2%を達成した光触媒の材料は水素発生用が銅・インジウム・ガリウム・セレン、酸素発生用がバナジン酸ビスマス。有力な材料の目星がつき、14年度の目標としていた1%を上回る成果を上げた。だが「実用化を考えると安くて作りやすく、耐久性のある材料や形状である必要がある」(山野主任研究員)といい、材料探索と形状の研究を続ける。16年度には3%、21年度末には10%を目指す。
10%を達成した装置を2万平方メートルの敷地に並べると1時間で約45キログラム、1日で約230キログラムの水素を製造できる。水素ステーション貯蔵量の20-36%を賄える量で、燃料電池車にすると1日43台分に燃料を供給できる計算だ。商業施設の駐車場屋根で水素を作り、買い物客が駐車中に燃料を補給することも可能になる。
テーマの2つ目、水素を水中から取り出す分離膜の研究も進められている。分離膜は微細な穴のサイズによって水中で発生した水素と酸素を振り分ける。水素だけを通すように狙いを定めて穴のサイズを設計する。

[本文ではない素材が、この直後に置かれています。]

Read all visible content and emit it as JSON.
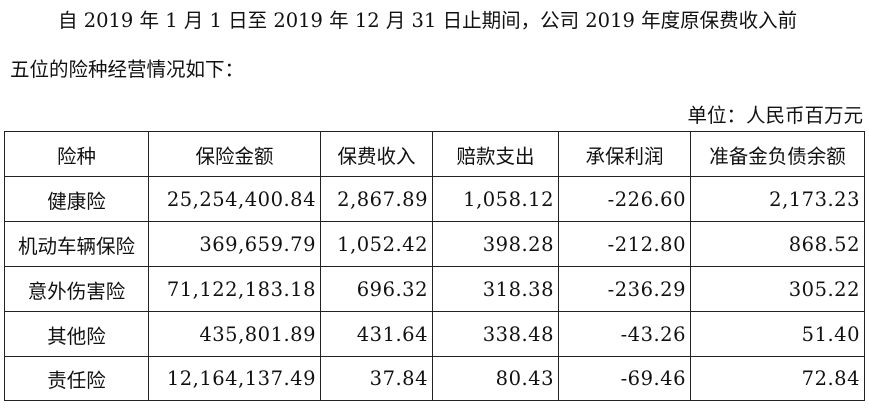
{
  "intro": {
    "line1": "自 2019 年 1 月 1 日至 2019 年 12 月 31 日止期间，公司 2019 年度原保费收入前",
    "line2": "五位的险种经营情况如下："
  },
  "unit_label": "单位：人民币百万元",
  "table": {
    "headers": [
      "险种",
      "保险金额",
      "保费收入",
      "赔款支出",
      "承保利润",
      "准备金负债余额"
    ],
    "rows": [
      [
        "健康险",
        "25,254,400.84",
        "2,867.89",
        "1,058.12",
        "-226.60",
        "2,173.23"
      ],
      [
        "机动车辆保险",
        "369,659.79",
        "1,052.42",
        "398.28",
        "-212.80",
        "868.52"
      ],
      [
        "意外伤害险",
        "71,122,183.18",
        "696.32",
        "318.38",
        "-236.29",
        "305.22"
      ],
      [
        "其他险",
        "435,801.89",
        "431.64",
        "338.48",
        "-43.26",
        "51.40"
      ],
      [
        "责任险",
        "12,164,137.49",
        "37.84",
        "80.43",
        "-69.46",
        "72.84"
      ]
    ]
  }
}
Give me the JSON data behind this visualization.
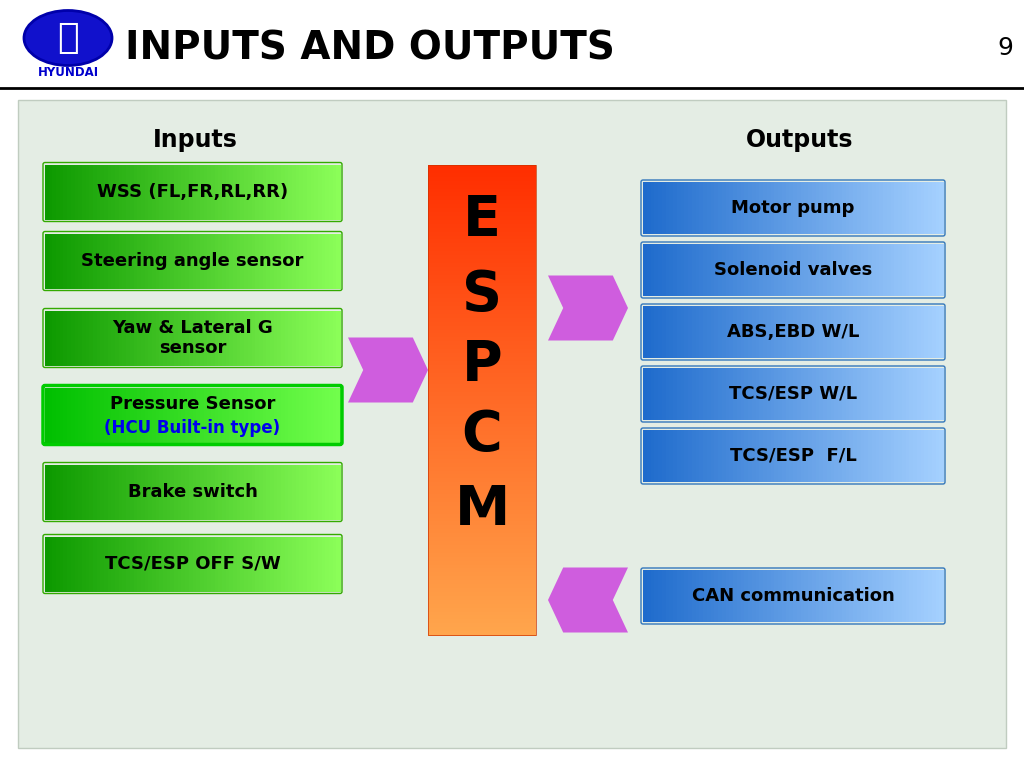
{
  "title": "INPUTS AND OUTPUTS",
  "page_num": "9",
  "bg_color": "#e8f0e8",
  "header_bg": "#ffffff",
  "input_labels": [
    "WSS (FL,FR,RL,RR)",
    "Steering angle sensor",
    "Yaw & Lateral G\nsensor",
    "Pressure Sensor\n(HCU Built-in type)",
    "Brake switch",
    "TCS/ESP OFF S/W"
  ],
  "output_labels": [
    "Motor pump",
    "Solenoid valves",
    "ABS,EBD W/L",
    "TCS/ESP W/L",
    "TCS/ESP  F/L",
    "CAN communication"
  ],
  "espcm_letters": [
    "E",
    "S",
    "P",
    "C",
    "M"
  ],
  "inputs_label": "Inputs",
  "outputs_label": "Outputs",
  "hyundai_color": "#0000cc",
  "arrow_color": "#dd44cc",
  "content_bg": "#e4ede4"
}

テーマの三つ目は、炭素数が2-4のプラスチック原料となるオレフィンを選択的に作り出す合成触媒の開発が目標だ。人工光合成の商業プラントは、光触媒がセットされた太陽光パネルのような装置が地面にずらりと並ぶイメージだ。火力発電所やコンビナートの排ガスから回収したCO2をプラントに送り込み、オレフィンを製造する。
100万トンのオレフィンを人工光合成で製造すると310万トンのCO2削減効果があり、年14億トンを超える日本のCO2排出量の削減に貢献できる。光触媒はもともと日本が強い材料技術が生かされており、人工光合成の開発でも世界をリードする。「国内で技術を確立し、太陽光が豊富に降り注ぐ中東でもプラントを作りたい」(同)と話す。
パナソニックも人工光合成の研究に取り組む。同社の装置は太陽光、水、CO2からギ酸やメタンを生成できる。窒化ガリウム(GaN)とシリコンを組み合わせた電極によって利用できる光の波長を広げた。さらにGaNにインジウムを混ぜる改良によって化学品の原料となるギ酸生産の効率を1%に向上させた。同社は20年の実証開始を目指す。
東芝は水、CO2から一酸化炭素(CO)を生成する人工光合成を研究中だ。14年に効率1・5%を達成。植物の光合成で最も高効率とされる藻に匹敵する。
CO2の資源化の他の事例
CO2を野菜づくりや藻の培養に使う取り組みが佐賀市で始まっている。人工光合成ではないが、CO2を資源化する試みは同じだ。
市はゴミ焼却場で発生した排ガスからCO2を回収し、隣接する野菜工場に供給する実証を14年に開始。CO2濃度を高めて生育を促し、野菜の生産性を高める狙いだ。
3月には米ベンチャーなどが出資するアルビータ(佐賀市)が藻類の培養施設を建設すると発表した。清掃工場からCO2の供給を受け、食品や化粧品などの原料となる藻の培養を研究する。
火力発電所が排出するCO2を地中に貯蔵する「CCS」が温暖化対策として期待されているが、掘削に莫大(ばくだい)な費用がかかる。CO2を利用できればコスト負担が和らぎ、回収装置が普及しそうだ。温暖化対策と新産業の育成も両立できる。